There also is a test that the employee is performing work that does “not directly relate to the employing unit retaining the services.” 

This echoes the B prong of the ABC test from California and Massachusetts (where it is codified) and New Jersey (where it is in civil law). That prong says for a worker to be deemed an independent contractor, he or she must be offering services that are “outside the usual course of the hiring entity’s business.”

It is the B prong that has created difficulties for the California trucking industry because trucking companies often hire independent contractors to move freight, the same business the trucking company operates in.

Delivery vs. logistics

“The services provided by the delivery partners were integrated and interwoven into Amazon Logistics’ business of quickly and efficiently shipping Amazon.com’s products to Amazon.com customers,” the appellate court wrote.

The court summed up Amazon’s view that the activities of “delivery partners” in the Flex program “[do] not directly relate to its business because the ‘fundamental nature’ of its business is logistics, not delivery.”

Amazon said it does not offer delivery itself but rather fulfills those delivery needs through a variety of service providers, including the U.S. Postal Service and FedEx (NYSE: FDX). (The companies that deliver using Amazon-branded vehicles are almost always owned and operated by an independent company under contract to Amazon.) 

The Wisconsin Supreme Court’s denial of review reverts the case back to the appellate level. In that decision, the court had reversed the Waukesha County order and instructed the lower court to enter an order “consistent with this opinion confirming LIRC’s order,” which requires the payment of the unemployment fees.

But with precedents like this, findings that a worker is an employee rather than an independent contractor can set the ground for litigation regarding a wide variety of issues, including minimum wage payments and workers’ compensation.

The Supreme Court decision to “dismiss as improvidently granted” the Amazon case generally comes with no comment from the court. A “DIG” ruling, as it is known, essentially says that while the Wisconsin Supreme Court decided to accept review of a lower case, it should not have done so and is punting the case back to the lower court.

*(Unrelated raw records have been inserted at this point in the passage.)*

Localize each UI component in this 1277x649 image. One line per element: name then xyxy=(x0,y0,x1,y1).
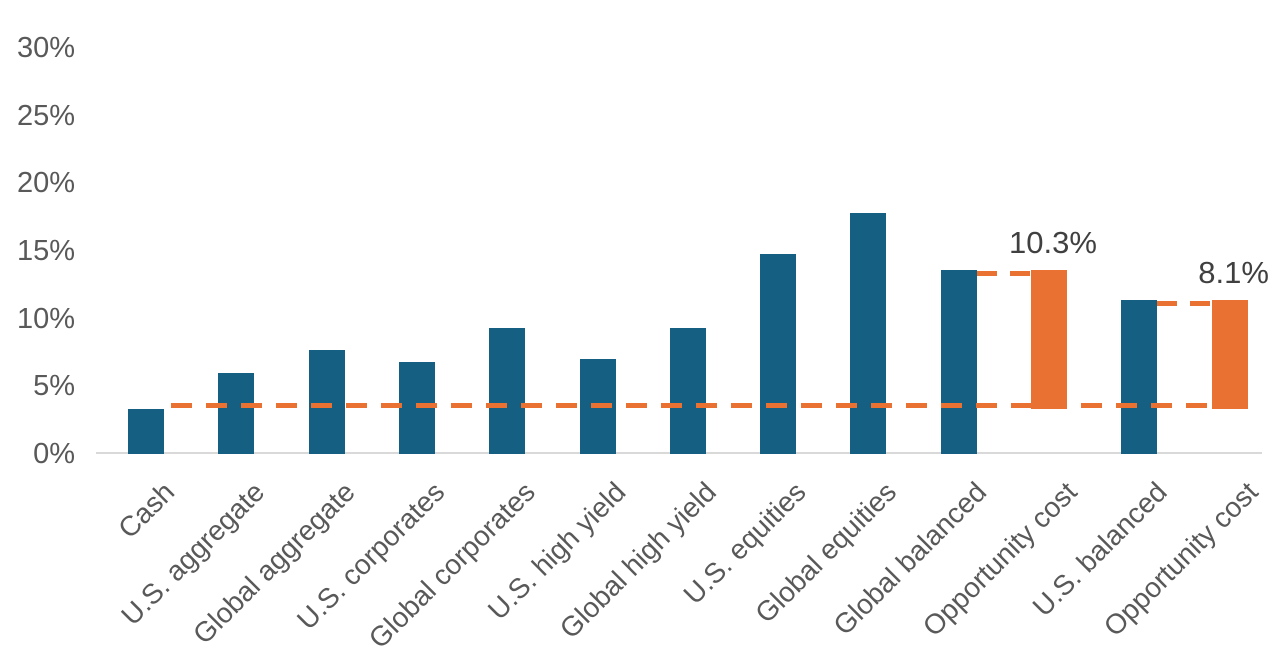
y-axis-tick-label: 5% xyxy=(33,370,75,403)
x-axis-category-label: Global aggregate xyxy=(186,476,361,649)
y-axis-tick-label: 0% xyxy=(33,438,75,470)
y-axis-tick-label: 25% xyxy=(16,99,75,132)
asset-return-bar xyxy=(218,372,255,454)
x-axis-category-label: Cash xyxy=(111,476,180,545)
x-axis-category-label: Global corporates xyxy=(362,476,542,649)
y-axis-tick-label: 10% xyxy=(16,302,75,335)
asset-return-bar xyxy=(669,328,706,454)
bar-data-label: 8.1% xyxy=(1198,254,1269,290)
x-axis-category-label: Global balanced xyxy=(827,476,993,642)
bar-data-label: 10.3% xyxy=(1009,224,1097,260)
asset-return-bar xyxy=(760,253,797,454)
asset-return-bar xyxy=(1121,299,1158,454)
opportunity-connector-dashed-line xyxy=(976,270,1031,276)
asset-return-bar xyxy=(489,328,526,454)
asset-return-bar xyxy=(850,213,887,454)
x-axis-category-label: Opportunity cost xyxy=(916,476,1083,643)
asset-return-bar xyxy=(308,349,345,454)
opportunity-cost-bar xyxy=(1031,269,1067,410)
asset-return-bar xyxy=(940,269,977,454)
y-axis-tick-label: 30% xyxy=(16,32,75,65)
cash-reference-dashed-line xyxy=(171,403,1212,409)
y-axis-tick-label: 15% xyxy=(16,235,75,268)
opportunity-connector-dashed-line xyxy=(1157,300,1212,306)
x-axis-category-label: Global high yield xyxy=(553,476,722,645)
x-axis-category-label: Opportunity cost xyxy=(1097,476,1264,643)
opportunity-cost-bar xyxy=(1211,299,1248,410)
asset-return-bar xyxy=(128,409,164,454)
y-axis-tick-label: 20% xyxy=(16,167,75,200)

But in a concurring opinion, Judge Ann Walsh Bradley criticized the court for not offering more details on its reasoning for rejecting further review of the Amazon case. “Without explanation, the court disposes of the case in a two-sentence per curiam decision, dismissing the case as improvidently granted,” she wrote. “Such a dearth of explanation has been the court’s pattern for the past seven years.”

That led to a concurring opinion by Judge Rebecca Grassl Bradley, who said not commenting on the rationale for rejecting review is standard practice, all the way up to and including the U.S. Supreme Court.